Kombucha appears to be a fungus but it isn’t one at all. We call it this, tough, for the sake of convenience, kombucha is a tough, slippery, waxy mass which forms several layers. Those layers consist of transparent, very tough tissue with a series of brown spots, mainly at the bottom. Looking through a microscope you can see that the brown spots are concentrations of yeast cells.

The smooth, white side of the fungus is the top side, out of which the fungus grows. The bottom side is rough and brown. The fungus first grows in width, then in thickness. It takes the form of the receptacle in which it lies. A round demijohn gives a round fungus, the larger the recipient the larger the fungus.

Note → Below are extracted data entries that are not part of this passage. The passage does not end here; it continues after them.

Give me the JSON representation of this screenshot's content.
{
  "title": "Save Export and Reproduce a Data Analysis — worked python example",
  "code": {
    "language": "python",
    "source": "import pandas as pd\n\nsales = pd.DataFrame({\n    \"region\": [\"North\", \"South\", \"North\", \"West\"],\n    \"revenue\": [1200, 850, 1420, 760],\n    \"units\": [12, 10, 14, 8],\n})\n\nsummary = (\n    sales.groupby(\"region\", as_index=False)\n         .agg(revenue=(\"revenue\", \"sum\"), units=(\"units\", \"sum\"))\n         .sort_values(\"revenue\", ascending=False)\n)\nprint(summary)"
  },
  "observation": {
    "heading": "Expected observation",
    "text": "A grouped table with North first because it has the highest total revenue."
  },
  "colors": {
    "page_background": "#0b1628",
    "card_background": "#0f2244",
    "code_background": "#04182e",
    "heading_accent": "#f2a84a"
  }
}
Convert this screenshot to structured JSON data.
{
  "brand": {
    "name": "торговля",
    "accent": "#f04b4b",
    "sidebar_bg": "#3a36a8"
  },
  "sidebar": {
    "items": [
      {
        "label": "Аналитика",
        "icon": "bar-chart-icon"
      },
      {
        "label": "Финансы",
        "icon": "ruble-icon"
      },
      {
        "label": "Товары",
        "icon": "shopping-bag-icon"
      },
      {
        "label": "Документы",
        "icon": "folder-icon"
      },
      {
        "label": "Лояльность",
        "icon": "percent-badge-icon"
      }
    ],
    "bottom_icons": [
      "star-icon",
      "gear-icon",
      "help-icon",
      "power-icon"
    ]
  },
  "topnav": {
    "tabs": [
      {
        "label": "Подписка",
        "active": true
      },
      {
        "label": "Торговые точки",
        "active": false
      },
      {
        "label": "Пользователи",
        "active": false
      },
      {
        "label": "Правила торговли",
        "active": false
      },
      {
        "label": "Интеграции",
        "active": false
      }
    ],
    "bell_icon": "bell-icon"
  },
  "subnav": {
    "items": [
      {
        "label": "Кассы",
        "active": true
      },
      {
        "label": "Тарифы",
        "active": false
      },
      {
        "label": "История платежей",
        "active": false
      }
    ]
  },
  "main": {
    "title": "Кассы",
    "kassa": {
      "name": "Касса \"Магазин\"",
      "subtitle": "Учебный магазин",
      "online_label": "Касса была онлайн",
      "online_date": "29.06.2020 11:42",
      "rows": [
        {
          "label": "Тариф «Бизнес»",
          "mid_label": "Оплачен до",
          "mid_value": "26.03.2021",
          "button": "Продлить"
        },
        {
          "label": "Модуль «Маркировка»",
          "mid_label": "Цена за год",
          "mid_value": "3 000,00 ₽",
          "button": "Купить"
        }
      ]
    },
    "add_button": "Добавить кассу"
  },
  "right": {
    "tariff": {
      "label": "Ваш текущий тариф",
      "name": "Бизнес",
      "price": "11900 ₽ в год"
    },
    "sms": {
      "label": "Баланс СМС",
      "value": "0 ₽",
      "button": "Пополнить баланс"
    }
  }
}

The kombucha fungus can be a smooth, transparent, waxy round plate one time, a white or grey uneven mass the next. Sometimes a leathery thick layer with scarred tissue. Or a convex slice with bubbles on top and slimy threads below, giving it a jellyfish appearance.

Actually, kombucha is a variable community of all sorts of yeast and bacteria, a complex of tiny microscopically creatures, a factory with different useful and wholesome substances.

As a living creature the fungus is subordinate to external factors, such as nutrition and oxygen, temperature etc. It can vary in composition depending on the influence of the cultivation applied by its origin and hygiene.

The fungus does not always react to its environment in the same way, so not have the same appearance all the time, just like two apples from the same tree are never alike.
Necessities:
  • Fermentation receptacle: It is best that the kombucha fungus has no contact with metal, plastic or other synthetic material. When in longer contact with these receptacle unwanted chemical reactions occur and toxic metal salts are formed. The safest, most trouble-free manner is to use a glass receptacle.
  • Clear water: The quality of the water plays a big part in the preparation of kombucha. Soft, clear drinking water is an absolute necessity, free from chlorine and fluorine (added to drinking water in some countries). The most sufficient method would be the use of tap water combined with a water softener.
  • Tea: Only non-perfumed black or green tea is suitable, they contain essential nutrients the kombucha needs.
  • Sweetener: Sugars serve as the energy source for the kombucha.
  • Warmth: The right temperature is crucial, below 18°C is harmful for the fermentation. The optimal temperature lies around 25 to 30°C. With the use of a warming plate you can easily create a constant temperature for the fermentation process.
  • Oxygen: Oxygen is vital, so never hermetically seal your demijohn. Close the jar with a fine-meshed cloth that is sufficiently held in place by an elastic band. No dirt or vinegar flies can be allowed near the fungus.
  • Hygiene: First of all: wash your hands thoroughly with non-perfumed soap. Keep the necessary equipment spotless. Always rinse with clear (boiling) water. Do not use disinfectant. Keep your workplace clean and free of unnecessary objects. Remove flower pots from the area as the germs can cause infection.
  • Rest: The growth of a new fungus begins with a thin film at the surface of the liquid. This film will not grow if the surface is shaken. Later, when the fungus has grown, movement can cause the fungus to sink, with the result that the sunken fungus has to start all over again.